Cada vez más habitantes del pueblo y sus alrededores acudían al dueño de la legendaria impresora para pedirle ayuda. Le enviaban documentos e imágenes para imprimir, y su fiel dispositivo, sin dudarlo, hacía lo que se esperaba de ella.
Sin embargo, llegó el día en que alcanzó su límite. Mientras imprimía la penúltima página de una copia ilegalmente descargada de El Señor de los Anillos, la impresora sintió que quizás no lograría completar esta última misión. Y aunque nunca antes había cuestionado las órdenes de su dueño, supo que aquel ejemplar clandestino de la trilogía de 1300 páginas sería su sentencia de muerte.

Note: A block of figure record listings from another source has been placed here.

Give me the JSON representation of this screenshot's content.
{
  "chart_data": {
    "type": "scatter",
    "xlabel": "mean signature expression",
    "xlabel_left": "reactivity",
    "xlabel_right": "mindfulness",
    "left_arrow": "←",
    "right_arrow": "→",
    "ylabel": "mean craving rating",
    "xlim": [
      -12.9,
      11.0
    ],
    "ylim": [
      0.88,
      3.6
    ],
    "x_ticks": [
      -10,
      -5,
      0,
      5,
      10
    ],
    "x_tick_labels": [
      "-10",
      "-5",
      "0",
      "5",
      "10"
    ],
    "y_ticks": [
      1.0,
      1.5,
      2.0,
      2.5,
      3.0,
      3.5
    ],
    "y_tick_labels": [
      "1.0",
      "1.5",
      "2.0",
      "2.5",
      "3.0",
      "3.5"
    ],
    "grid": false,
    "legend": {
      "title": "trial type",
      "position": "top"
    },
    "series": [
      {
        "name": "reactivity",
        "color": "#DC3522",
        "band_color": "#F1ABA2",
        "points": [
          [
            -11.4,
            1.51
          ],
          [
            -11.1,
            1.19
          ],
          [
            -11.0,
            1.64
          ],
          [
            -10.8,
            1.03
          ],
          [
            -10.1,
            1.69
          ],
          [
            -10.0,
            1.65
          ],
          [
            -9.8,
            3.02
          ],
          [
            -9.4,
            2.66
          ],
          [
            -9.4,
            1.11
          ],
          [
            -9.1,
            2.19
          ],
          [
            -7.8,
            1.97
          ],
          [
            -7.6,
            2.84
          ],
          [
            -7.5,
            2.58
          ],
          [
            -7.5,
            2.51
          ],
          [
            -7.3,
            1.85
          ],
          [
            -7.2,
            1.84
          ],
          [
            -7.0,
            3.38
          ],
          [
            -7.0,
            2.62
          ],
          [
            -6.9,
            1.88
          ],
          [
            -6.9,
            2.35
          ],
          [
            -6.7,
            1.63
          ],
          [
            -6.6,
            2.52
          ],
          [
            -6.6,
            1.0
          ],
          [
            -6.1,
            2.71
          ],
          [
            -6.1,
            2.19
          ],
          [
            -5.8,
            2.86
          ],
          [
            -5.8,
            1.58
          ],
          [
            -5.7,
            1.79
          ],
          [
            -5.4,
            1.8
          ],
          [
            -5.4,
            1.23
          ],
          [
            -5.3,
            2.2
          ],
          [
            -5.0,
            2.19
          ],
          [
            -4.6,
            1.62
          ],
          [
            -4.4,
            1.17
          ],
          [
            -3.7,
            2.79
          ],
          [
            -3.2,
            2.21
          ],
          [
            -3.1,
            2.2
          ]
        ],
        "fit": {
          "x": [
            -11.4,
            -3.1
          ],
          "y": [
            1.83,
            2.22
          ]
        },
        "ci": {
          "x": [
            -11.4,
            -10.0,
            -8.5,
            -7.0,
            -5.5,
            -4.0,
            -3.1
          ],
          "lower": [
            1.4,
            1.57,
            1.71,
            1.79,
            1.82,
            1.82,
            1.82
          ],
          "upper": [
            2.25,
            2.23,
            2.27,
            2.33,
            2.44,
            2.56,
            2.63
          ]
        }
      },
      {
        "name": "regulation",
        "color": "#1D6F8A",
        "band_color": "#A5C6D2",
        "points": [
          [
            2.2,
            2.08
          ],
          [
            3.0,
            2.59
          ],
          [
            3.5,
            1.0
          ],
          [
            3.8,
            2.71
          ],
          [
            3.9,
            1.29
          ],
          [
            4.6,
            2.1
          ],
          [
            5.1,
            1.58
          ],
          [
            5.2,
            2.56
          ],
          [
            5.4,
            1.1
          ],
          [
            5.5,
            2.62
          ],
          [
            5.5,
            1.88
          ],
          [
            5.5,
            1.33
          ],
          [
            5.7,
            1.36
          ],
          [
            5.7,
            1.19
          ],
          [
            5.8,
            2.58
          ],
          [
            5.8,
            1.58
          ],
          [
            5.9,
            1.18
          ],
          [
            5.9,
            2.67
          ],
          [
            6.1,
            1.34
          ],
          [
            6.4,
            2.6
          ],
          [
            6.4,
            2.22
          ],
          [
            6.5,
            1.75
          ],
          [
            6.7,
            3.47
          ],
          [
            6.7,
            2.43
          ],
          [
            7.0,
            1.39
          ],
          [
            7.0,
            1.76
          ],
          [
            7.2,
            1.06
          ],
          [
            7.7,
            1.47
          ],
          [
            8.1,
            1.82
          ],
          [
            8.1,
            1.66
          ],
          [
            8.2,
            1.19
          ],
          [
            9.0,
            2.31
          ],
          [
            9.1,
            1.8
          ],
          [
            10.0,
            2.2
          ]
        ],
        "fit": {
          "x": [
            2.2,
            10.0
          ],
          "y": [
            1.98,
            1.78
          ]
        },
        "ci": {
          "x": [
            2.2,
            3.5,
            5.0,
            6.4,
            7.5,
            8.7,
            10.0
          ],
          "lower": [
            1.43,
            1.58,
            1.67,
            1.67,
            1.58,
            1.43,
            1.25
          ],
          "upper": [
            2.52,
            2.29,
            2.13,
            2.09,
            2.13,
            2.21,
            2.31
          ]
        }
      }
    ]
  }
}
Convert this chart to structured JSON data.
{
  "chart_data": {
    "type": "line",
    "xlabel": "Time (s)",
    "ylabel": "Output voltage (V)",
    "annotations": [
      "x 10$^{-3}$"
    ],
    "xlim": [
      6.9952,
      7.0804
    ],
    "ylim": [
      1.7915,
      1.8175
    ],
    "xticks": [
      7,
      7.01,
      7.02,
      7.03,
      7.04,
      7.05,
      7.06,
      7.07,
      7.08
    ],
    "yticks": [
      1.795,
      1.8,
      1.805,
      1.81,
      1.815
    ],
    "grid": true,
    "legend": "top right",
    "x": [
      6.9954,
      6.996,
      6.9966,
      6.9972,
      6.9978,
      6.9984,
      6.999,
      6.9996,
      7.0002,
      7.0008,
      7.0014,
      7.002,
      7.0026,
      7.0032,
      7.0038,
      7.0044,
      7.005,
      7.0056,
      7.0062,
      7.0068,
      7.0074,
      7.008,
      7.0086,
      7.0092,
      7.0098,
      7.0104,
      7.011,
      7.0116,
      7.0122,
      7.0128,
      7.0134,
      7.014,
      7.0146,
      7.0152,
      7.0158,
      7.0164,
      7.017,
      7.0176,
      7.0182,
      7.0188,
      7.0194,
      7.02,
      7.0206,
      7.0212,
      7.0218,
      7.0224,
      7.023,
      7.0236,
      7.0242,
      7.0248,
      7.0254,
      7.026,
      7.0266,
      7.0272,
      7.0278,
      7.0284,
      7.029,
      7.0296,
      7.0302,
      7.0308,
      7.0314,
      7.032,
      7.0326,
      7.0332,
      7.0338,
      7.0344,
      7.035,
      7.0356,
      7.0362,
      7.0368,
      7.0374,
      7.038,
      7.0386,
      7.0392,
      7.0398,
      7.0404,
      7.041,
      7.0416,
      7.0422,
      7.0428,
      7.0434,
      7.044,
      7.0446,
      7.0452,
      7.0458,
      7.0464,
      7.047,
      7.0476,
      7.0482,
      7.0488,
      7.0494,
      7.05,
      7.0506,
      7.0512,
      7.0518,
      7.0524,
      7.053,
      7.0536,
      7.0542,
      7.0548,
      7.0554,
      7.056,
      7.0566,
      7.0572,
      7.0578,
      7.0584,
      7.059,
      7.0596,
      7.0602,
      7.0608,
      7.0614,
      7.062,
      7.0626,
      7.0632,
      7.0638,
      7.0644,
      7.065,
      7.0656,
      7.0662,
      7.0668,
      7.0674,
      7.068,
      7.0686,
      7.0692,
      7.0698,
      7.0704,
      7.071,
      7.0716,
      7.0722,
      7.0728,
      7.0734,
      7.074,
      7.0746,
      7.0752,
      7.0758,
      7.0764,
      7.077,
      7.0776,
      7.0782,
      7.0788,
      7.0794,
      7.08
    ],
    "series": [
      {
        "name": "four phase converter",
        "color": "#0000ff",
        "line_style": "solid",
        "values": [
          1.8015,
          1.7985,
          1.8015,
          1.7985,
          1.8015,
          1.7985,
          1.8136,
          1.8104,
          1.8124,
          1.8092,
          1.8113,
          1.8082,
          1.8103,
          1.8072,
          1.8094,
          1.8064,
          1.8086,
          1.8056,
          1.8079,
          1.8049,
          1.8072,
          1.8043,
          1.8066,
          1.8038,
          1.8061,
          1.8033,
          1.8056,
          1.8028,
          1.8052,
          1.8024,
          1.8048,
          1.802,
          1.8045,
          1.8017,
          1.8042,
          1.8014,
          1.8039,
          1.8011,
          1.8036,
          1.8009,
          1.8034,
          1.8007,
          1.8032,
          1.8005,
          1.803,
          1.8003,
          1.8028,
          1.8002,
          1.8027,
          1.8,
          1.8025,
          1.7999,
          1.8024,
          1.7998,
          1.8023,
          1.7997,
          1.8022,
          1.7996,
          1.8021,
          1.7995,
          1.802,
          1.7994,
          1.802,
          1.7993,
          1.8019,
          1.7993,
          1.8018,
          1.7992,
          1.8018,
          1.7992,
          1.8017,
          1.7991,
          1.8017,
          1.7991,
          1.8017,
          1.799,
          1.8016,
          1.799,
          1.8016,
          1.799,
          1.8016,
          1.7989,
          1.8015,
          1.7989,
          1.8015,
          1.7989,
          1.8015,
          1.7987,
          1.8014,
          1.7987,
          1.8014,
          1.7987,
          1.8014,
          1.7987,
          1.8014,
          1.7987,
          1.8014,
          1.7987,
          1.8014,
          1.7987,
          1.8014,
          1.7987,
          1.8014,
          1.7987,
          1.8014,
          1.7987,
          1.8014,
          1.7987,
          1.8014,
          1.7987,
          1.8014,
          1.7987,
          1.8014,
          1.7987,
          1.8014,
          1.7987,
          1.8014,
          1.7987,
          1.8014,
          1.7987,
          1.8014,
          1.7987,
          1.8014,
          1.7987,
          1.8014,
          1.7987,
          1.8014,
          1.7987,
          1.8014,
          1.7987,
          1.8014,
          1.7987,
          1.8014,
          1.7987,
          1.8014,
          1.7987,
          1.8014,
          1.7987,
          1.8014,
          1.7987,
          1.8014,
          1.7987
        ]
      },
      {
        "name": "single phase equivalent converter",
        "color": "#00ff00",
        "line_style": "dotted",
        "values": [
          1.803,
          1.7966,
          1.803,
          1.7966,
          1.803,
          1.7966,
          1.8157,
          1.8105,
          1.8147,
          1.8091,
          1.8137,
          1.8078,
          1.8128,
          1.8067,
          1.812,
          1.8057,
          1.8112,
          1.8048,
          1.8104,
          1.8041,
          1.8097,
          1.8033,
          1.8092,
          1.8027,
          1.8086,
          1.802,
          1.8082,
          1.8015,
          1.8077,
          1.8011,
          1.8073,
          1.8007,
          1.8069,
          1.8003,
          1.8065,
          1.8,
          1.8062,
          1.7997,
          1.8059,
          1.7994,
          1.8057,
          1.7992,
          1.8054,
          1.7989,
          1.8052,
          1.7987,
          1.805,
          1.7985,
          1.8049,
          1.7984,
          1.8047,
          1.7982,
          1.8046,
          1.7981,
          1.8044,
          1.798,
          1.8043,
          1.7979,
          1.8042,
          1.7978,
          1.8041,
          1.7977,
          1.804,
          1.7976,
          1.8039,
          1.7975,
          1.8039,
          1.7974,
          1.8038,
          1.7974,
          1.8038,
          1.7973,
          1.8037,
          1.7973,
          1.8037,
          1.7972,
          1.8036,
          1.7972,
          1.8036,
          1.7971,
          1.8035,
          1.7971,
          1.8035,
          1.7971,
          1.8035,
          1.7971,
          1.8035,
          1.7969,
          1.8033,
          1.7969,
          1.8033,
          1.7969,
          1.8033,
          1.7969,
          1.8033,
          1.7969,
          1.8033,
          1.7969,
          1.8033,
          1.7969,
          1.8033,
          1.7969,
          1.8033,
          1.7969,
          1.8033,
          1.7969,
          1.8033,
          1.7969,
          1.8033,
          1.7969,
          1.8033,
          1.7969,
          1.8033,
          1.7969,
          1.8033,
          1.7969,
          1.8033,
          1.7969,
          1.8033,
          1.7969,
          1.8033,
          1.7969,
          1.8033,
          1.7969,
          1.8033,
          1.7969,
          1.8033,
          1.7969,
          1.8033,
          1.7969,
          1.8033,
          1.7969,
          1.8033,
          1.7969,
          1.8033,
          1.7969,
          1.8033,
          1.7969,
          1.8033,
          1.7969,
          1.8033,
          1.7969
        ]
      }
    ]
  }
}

Ese día, la impresora murió en silencio, aunque con un dolor profundo. Mientras escupía sus últimas gotas de tinta, al menos tuvo la certeza de que su vida había sido plena y su destino, cumplido.
Sin embargo, las demás impresoras juraron que nunca más en el mundo existiría una impresora tan fiable como aquella.
Desde entonces, la historia de aquel incansable dispositivo monofuncional se transmite de generación en generación, enseñando a las impresoras del futuro que quien sobresale, es el primero en perder la cabeza.